На другой день, несмотря на вчерашнюю попойку, Дмитрий поднялся рано. Полураздетый, он вышел в сени, ковшом в бочке пробил лед и, почерпнув ледяную воду, окатил себя. Проделал эту процедуру несколько раз и явился на кухню.
– Чем, хозяйка, угостишь?
Повариха обернулась и ахнула, увидя перед собой князя.
– Да, да…
Князь помог ей.
– Каша есть? – спросил он.
Та кивнула.
– Давай каши, вижу мясо. Режь хлебушек.
Поев и запив все клюквенным, на меду, квасом, пошел в светлицу. Там его ждал предупрежденный накануне дьяк со всеми бумагами. Настал обед, а они все сидели и разбирались.
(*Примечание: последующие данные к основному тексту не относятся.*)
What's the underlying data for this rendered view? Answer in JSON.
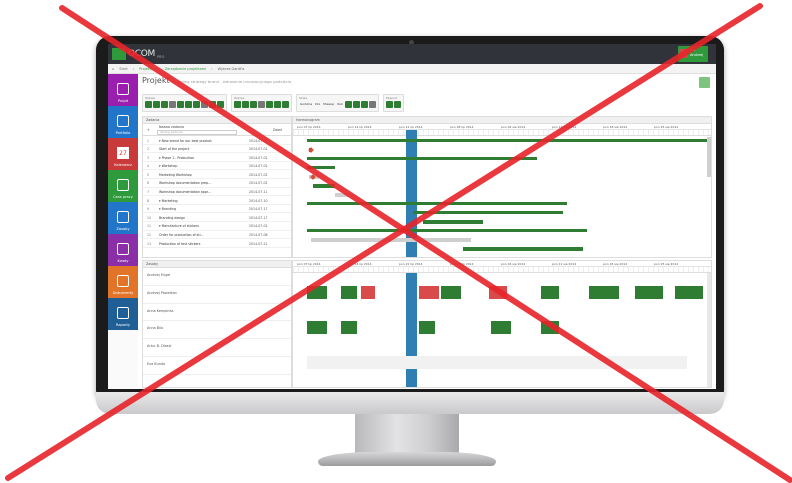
{
  "app": {
    "logo_text": "OCOM",
    "logo_sub": "PRO",
    "user_name": "Jan",
    "user_surname": "Andrzej"
  },
  "breadcrumb": [
    "Start",
    "Projekty",
    "Zarządzanie projektami",
    "Wykres Gantt'a"
  ],
  "page": {
    "title": "Projekt",
    "subtitle": "branding strategy brand - wdrożenie innowacyjnego podejścia"
  },
  "nav": [
    {
      "label": "Pulpit",
      "icon": "monitor-icon",
      "color": "#9b1fae"
    },
    {
      "label": "Portfolio",
      "icon": "chart-line-icon",
      "color": "#2276c9"
    },
    {
      "label": "Kalendarz",
      "icon": "calendar-icon",
      "color": "#c93a3a",
      "number": "27"
    },
    {
      "label": "Czas pracy",
      "icon": "clock-icon",
      "color": "#2e9a3b"
    },
    {
      "label": "Zasoby",
      "icon": "user-icon",
      "color": "#2276c9"
    },
    {
      "label": "Kwoty",
      "icon": "money-icon",
      "color": "#8a2fa8"
    },
    {
      "label": "Dokumenty",
      "icon": "paperclip-icon",
      "color": "#e2742a"
    },
    {
      "label": "Raporty",
      "icon": "bar-chart-icon",
      "color": "#1f5f96"
    }
  ],
  "toolbar": {
    "groups": [
      {
        "label": "Wstaw",
        "buttons": 10
      },
      {
        "label": "Zakres",
        "buttons": 7
      },
      {
        "label": "Skala",
        "buttons": 4,
        "text": [
          "Godzina",
          "Dni",
          "Miesiąc",
          "Rok"
        ]
      },
      {
        "label": "Eksport",
        "buttons": 2
      }
    ]
  },
  "tasks": {
    "panel_title": "Zadania",
    "header_name": "Nazwa zadania",
    "header_dur": "Dzień",
    "search_placeholder": "Szukaj zadania",
    "rows": [
      {
        "num": "1",
        "name": "▾ New brand for our best product",
        "date": "2014-07-01"
      },
      {
        "num": "2",
        "name": "Start of the project",
        "date": "2014-07-01"
      },
      {
        "num": "3",
        "name": "▾ Phase 1 - Production",
        "date": "2014-07-02"
      },
      {
        "num": "4",
        "name": "▾ Workshop",
        "date": "2014-07-02"
      },
      {
        "num": "5",
        "name": "Marketing Workshop",
        "date": "2014-07-02"
      },
      {
        "num": "6",
        "name": "Workshop documentation prep...",
        "date": "2014-07-02"
      },
      {
        "num": "7",
        "name": "Workshop documentation appr...",
        "date": "2014-07-11"
      },
      {
        "num": "8",
        "name": "▾ Marketing",
        "date": "2014-07-10"
      },
      {
        "num": "9",
        "name": "▾ Branding",
        "date": "2014-07-17"
      },
      {
        "num": "10",
        "name": "Branding design",
        "date": "2014-07-17"
      },
      {
        "num": "11",
        "name": "▾ Manufacture of stickers",
        "date": "2014-07-02"
      },
      {
        "num": "12",
        "name": "Order for production of sti...",
        "date": "2014-07-08"
      },
      {
        "num": "13",
        "name": "Production of test stickers",
        "date": "2014-07-21"
      }
    ]
  },
  "gantt": {
    "panel_title": "Harmonogram",
    "weeks": [
      "pon 07 lip 2014",
      "pon 14 lip 2014",
      "pon 21 lip 2014",
      "pon 28 lip 2014",
      "pon 04 sie 2014",
      "pon 11 sie 2014",
      "pon 18 sie 2014",
      "pon 25 sie 2014"
    ]
  },
  "resources": {
    "panel_title": "Zasoby",
    "rows": [
      "Andrzej Engel",
      "Andrzej Pawelkan",
      "Anna Kempinka",
      "Anna Bilo",
      "Artur B. Dłaski",
      "Eva Bundo"
    ]
  },
  "colors": {
    "accent": "#2e7d32",
    "today_marker": "#2f7fb3",
    "overload": "#d94b4b",
    "cross": "#e8242a"
  }
}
Оказалось, что недоимка была немалой. Закончив, Дмитрий сказал:
– Бери людей, вон боярина Кочеву, его отец здорово умел собирать дань, еще, кого сам найдешь, и…
Дьяк понимающе кивнул. Уходя от князя, Нестерко подумал: «Ну, взялся князь за дело! Будем мирно жить, так, пожалуй, и Калиту обойдем!»
Но мирно жить не давали старые соседи. Тверь! Сколько она попила московской кровушки. Да и сама, сколько свою спустила… Вот и теперь обиженным вернулся к себе Михаил. Было понятно, что он так дело не оставит. Обдумывая свое начало, он понимал, что больше к Олгерду нечего обращаться. Под стенами Москвы он повел себя, как подлый трус, решив даже породниться. Кто остался? Пробежался по княжествам, кто часто ссорился с Москвой. Рязань. Но ее князь только что пришел ей на помощь. Не подходит. А об остальных и думать нечего. Остался кто? Орда! Поскребя у себя по «сусекам», он набрал изрядную сумму. И, как заядлый плут, отправился в Орду.